The story of modern-day cheap food and the green revolution are deeply connected, and as is noted in the Agitator thread (by myself, among others), this is not an entirely bad thing. I’m an environmentalist, and I’m not an optimist of the Julian Simon school of thought; I do believe that the Earth is finite (although the limits are, to some extent, elastic), and I think that the human population will have to be limited in the long run, though I think the only way for that will work is if it’s voluntary. However, in the short run, whether or not we believe that the planet is over-populated, it is not right that people should starve if we can prevent it. And right now, we can, and industrial agriculture made that possible, both by increasing the food supply and lowering food prices. Garrett Hardin‘s lifeboat metaphor is one of the foulest ideas I’ve ever heard associated with environmentalism, and criticizing industrial agriculture for enabling population growth without widespread starvation skirts dangerously close to that way of thinking.
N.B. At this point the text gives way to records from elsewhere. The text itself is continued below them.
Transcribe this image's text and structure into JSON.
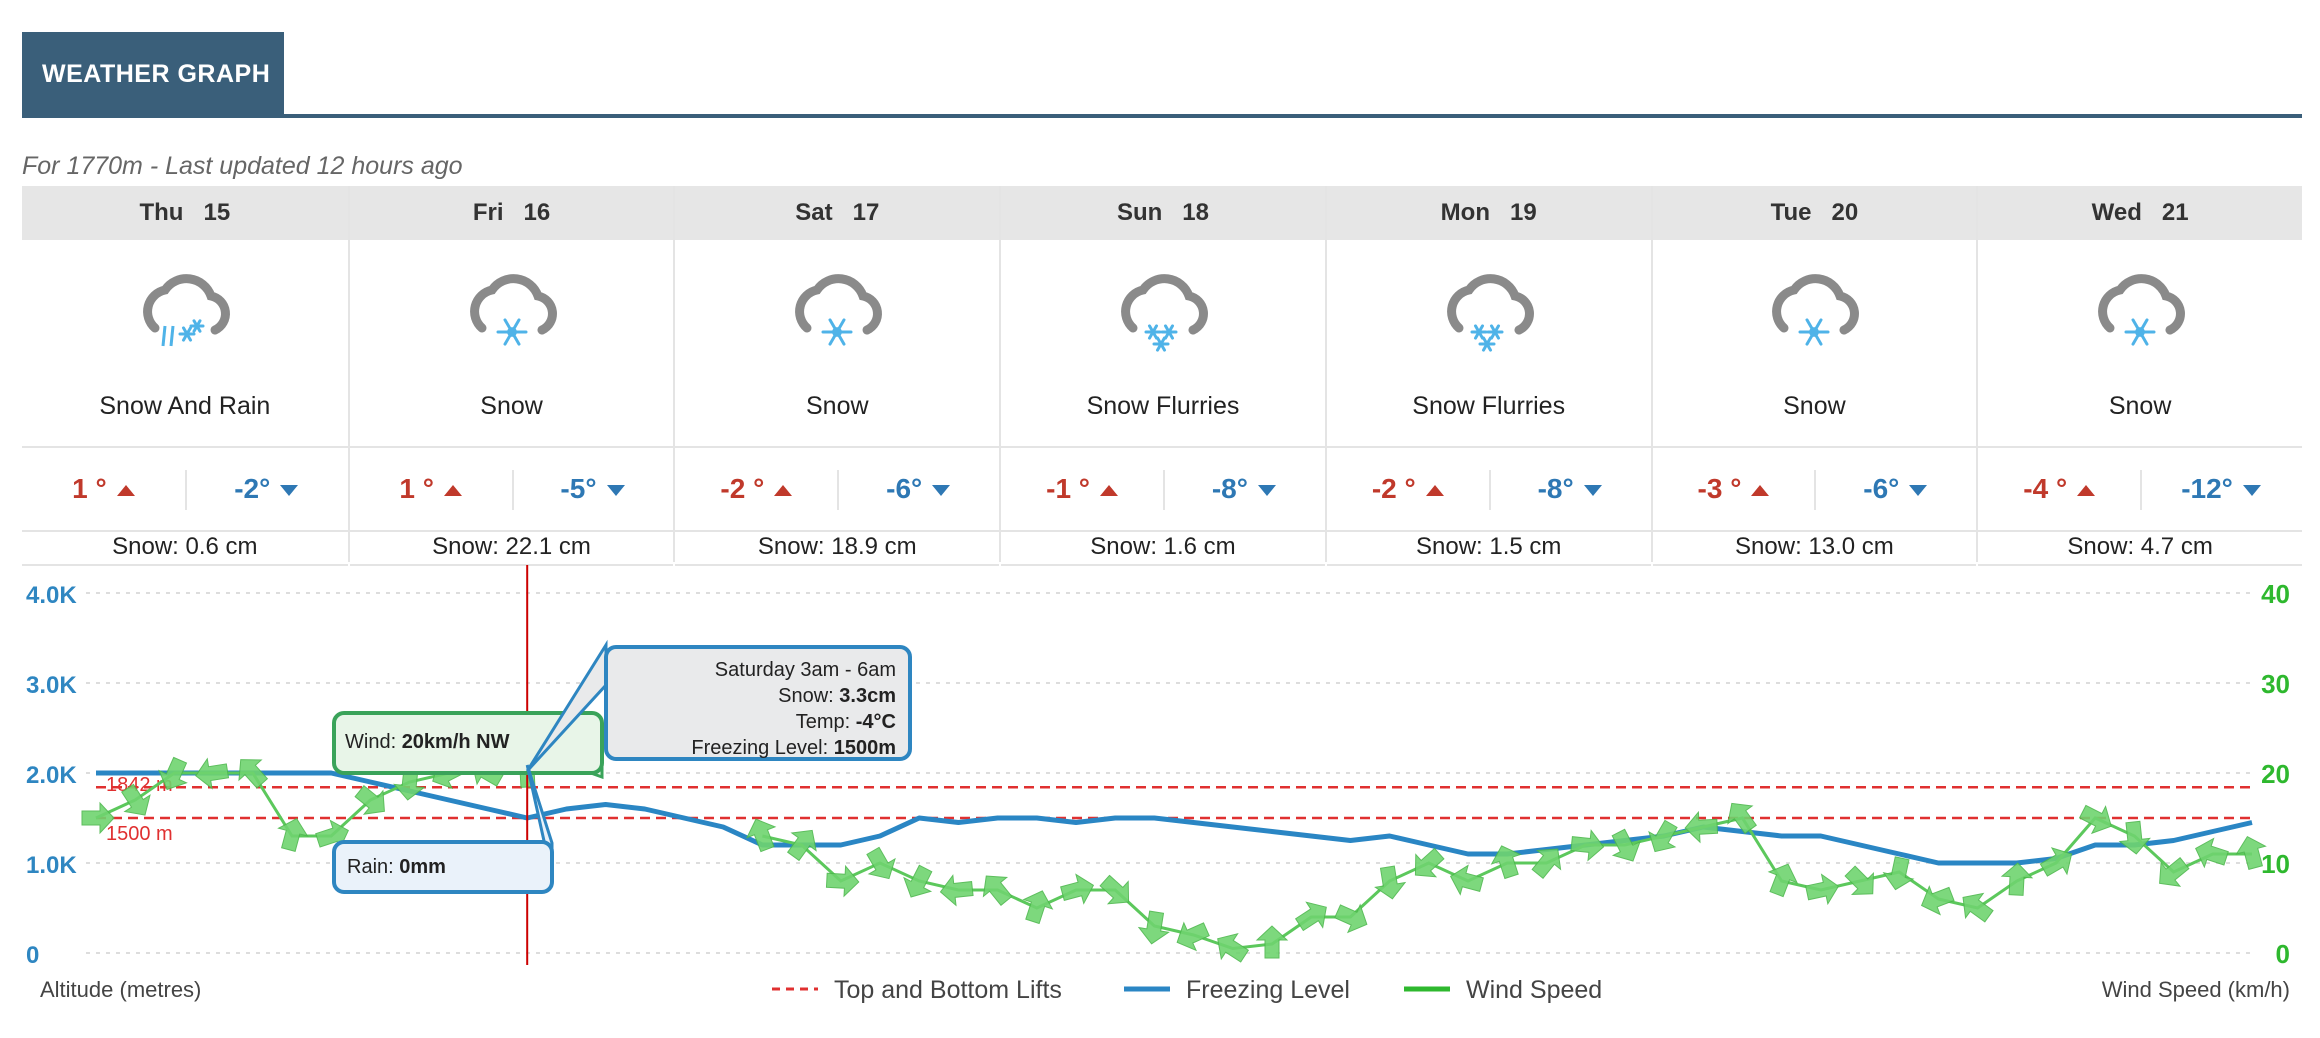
{
  "header": {
    "title": "WEATHER GRAPH"
  },
  "subtitle": "For 1770m - Last updated 12 hours ago",
  "days": [
    {
      "day": "Thu",
      "date": "15",
      "icon": "snow-and-rain-icon",
      "condition": "Snow And Rain",
      "high": "1 °",
      "low": "-2°",
      "snow": "Snow: 0.6 cm"
    },
    {
      "day": "Fri",
      "date": "16",
      "icon": "snow-icon",
      "condition": "Snow",
      "high": "1 °",
      "low": "-5°",
      "snow": "Snow: 22.1 cm"
    },
    {
      "day": "Sat",
      "date": "17",
      "icon": "snow-icon",
      "condition": "Snow",
      "high": "-2 °",
      "low": "-6°",
      "snow": "Snow: 18.9 cm"
    },
    {
      "day": "Sun",
      "date": "18",
      "icon": "snow-flurries-icon",
      "condition": "Snow Flurries",
      "high": "-1 °",
      "low": "-8°",
      "snow": "Snow: 1.6 cm"
    },
    {
      "day": "Mon",
      "date": "19",
      "icon": "snow-flurries-icon",
      "condition": "Snow Flurries",
      "high": "-2 °",
      "low": "-8°",
      "snow": "Snow: 1.5 cm"
    },
    {
      "day": "Tue",
      "date": "20",
      "icon": "snow-icon",
      "condition": "Snow",
      "high": "-3 °",
      "low": "-6°",
      "snow": "Snow: 13.0 cm"
    },
    {
      "day": "Wed",
      "date": "21",
      "icon": "snow-icon",
      "condition": "Snow",
      "high": "-4 °",
      "low": "-12°",
      "snow": "Snow: 4.7 cm"
    }
  ],
  "colors": {
    "header": "#3a5f7a",
    "high": "#c0392b",
    "low": "#2e78b4",
    "freezing": "#2a86c4",
    "wind": "#2eb82e",
    "lifts": "#e03030",
    "cursor": "#cc0000"
  },
  "chart_data": {
    "type": "line",
    "left_axis": {
      "label": "Altitude (metres)",
      "ticks": [
        "0",
        "1.0K",
        "2.0K",
        "3.0K",
        "4.0K"
      ],
      "ylim": [
        0,
        4000
      ]
    },
    "right_axis": {
      "label": "Wind Speed (km/h)",
      "ticks": [
        "0",
        "10",
        "20",
        "30",
        "40"
      ],
      "ylim": [
        0,
        40
      ]
    },
    "grid": true,
    "lifts": [
      {
        "label": "1842 m",
        "value": 1842
      },
      {
        "label": "1500 m",
        "value": 1500
      }
    ],
    "x": [
      0,
      1,
      2,
      3,
      4,
      5,
      6,
      7,
      8,
      9,
      10,
      11,
      12,
      13,
      14,
      15,
      16,
      17,
      18,
      19,
      20,
      21,
      22,
      23,
      24,
      25,
      26,
      27,
      28,
      29,
      30,
      31,
      32,
      33,
      34,
      35,
      36,
      37,
      38,
      39,
      40,
      41,
      42,
      43,
      44,
      45,
      46,
      47,
      48,
      49,
      50,
      51,
      52,
      53,
      54,
      55
    ],
    "series": [
      {
        "name": "Freezing Level",
        "axis": "left",
        "values": [
          2000,
          2000,
          2000,
          2000,
          2000,
          2000,
          2000,
          1900,
          1800,
          1700,
          1600,
          1500,
          1600,
          1650,
          1600,
          1500,
          1400,
          1200,
          1200,
          1200,
          1300,
          1500,
          1450,
          1500,
          1500,
          1450,
          1500,
          1500,
          1450,
          1400,
          1350,
          1300,
          1250,
          1300,
          1200,
          1100,
          1100,
          1150,
          1200,
          1250,
          1300,
          1400,
          1350,
          1300,
          1300,
          1200,
          1100,
          1000,
          1000,
          1000,
          1050,
          1200,
          1200,
          1250,
          1350,
          1450
        ]
      },
      {
        "name": "Wind Speed",
        "axis": "right",
        "values": [
          15,
          17,
          20,
          20,
          20,
          13,
          13,
          17,
          19,
          20,
          20,
          20,
          null,
          null,
          null,
          null,
          null,
          13,
          12,
          8,
          10,
          8,
          7,
          7,
          5,
          7,
          7,
          3,
          2,
          0.5,
          1,
          4,
          4,
          8,
          10,
          8,
          10,
          10,
          12,
          12,
          13,
          14,
          15,
          8,
          7,
          8,
          9,
          6,
          5,
          8,
          10,
          15,
          13,
          9,
          11,
          11
        ]
      }
    ],
    "legend": [
      "Top and Bottom Lifts",
      "Freezing Level",
      "Wind Speed"
    ],
    "legend_position": "bottom",
    "tooltip": {
      "title": "Saturday 3am - 6am",
      "snow_label": "Snow: ",
      "snow_value": "3.3cm",
      "temp_label": "Temp: ",
      "temp_value": "-4°C",
      "freezing_label": "Freezing Level: ",
      "freezing_value": "1500m",
      "wind_label": "Wind: ",
      "wind_value": "20km/h NW",
      "rain_label": "Rain: ",
      "rain_value": "0mm",
      "x": 11
    }
  }
}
That said, industrial agriculture should not be immune to criticism. What Charlotte Allen – and Radley Balko – overlook is that although industrializing agriculture made food prices lower in part through economies of scale and greater productivity, it also created a number of negative externalities. Tegtmeier and Duffy (2004), for example, examined the costs of soil erosion, water and air pollution, biodiversity loss, and human health impacts from conventional agriculture, and suggested that in total, 5 – 16.9 billion dollars are spent annually in the US to pay for the consequences of industrial agriculture. Those numbers are large, but they might be a reasonable price to pay to prevent hunger. However, the problems for which Tegtmeier and Duffy are evaluating costs are not static; for example, erosion imposes an annual cost, but the annual cost will go up as arable land is reduced and soil fertility is lost. When I go to the grocery store and buy a pint of strawberries that were grown on a conventional farm on the other side of the continent, I do not pay those extra costs. Society – and the surrounding environment – does.

We will pay those costs eventually – unless we take a critical look at industrial agriculture. Critical assessment doesn’t mean that we deny that industrial agriculture has helped people; it means we work to assess the unintended consequences to both environmental and human health, and look for alternative practices that can stave off those consequences while retaining the advantages. And there’s my Julian Simon moment – I think that there is plenty of evidence that with enough political will, sustainable agricultural practices can be implemented, and they do not mean either a low-productivity agriculture that will not feed our population, or a return to individual subsistence agriculture. Criticizing industrial agriculture for its well-documented environmental and health consequences does not mean that one must necessarily take an abhorrent moral stance with regard to the human population and our well-being.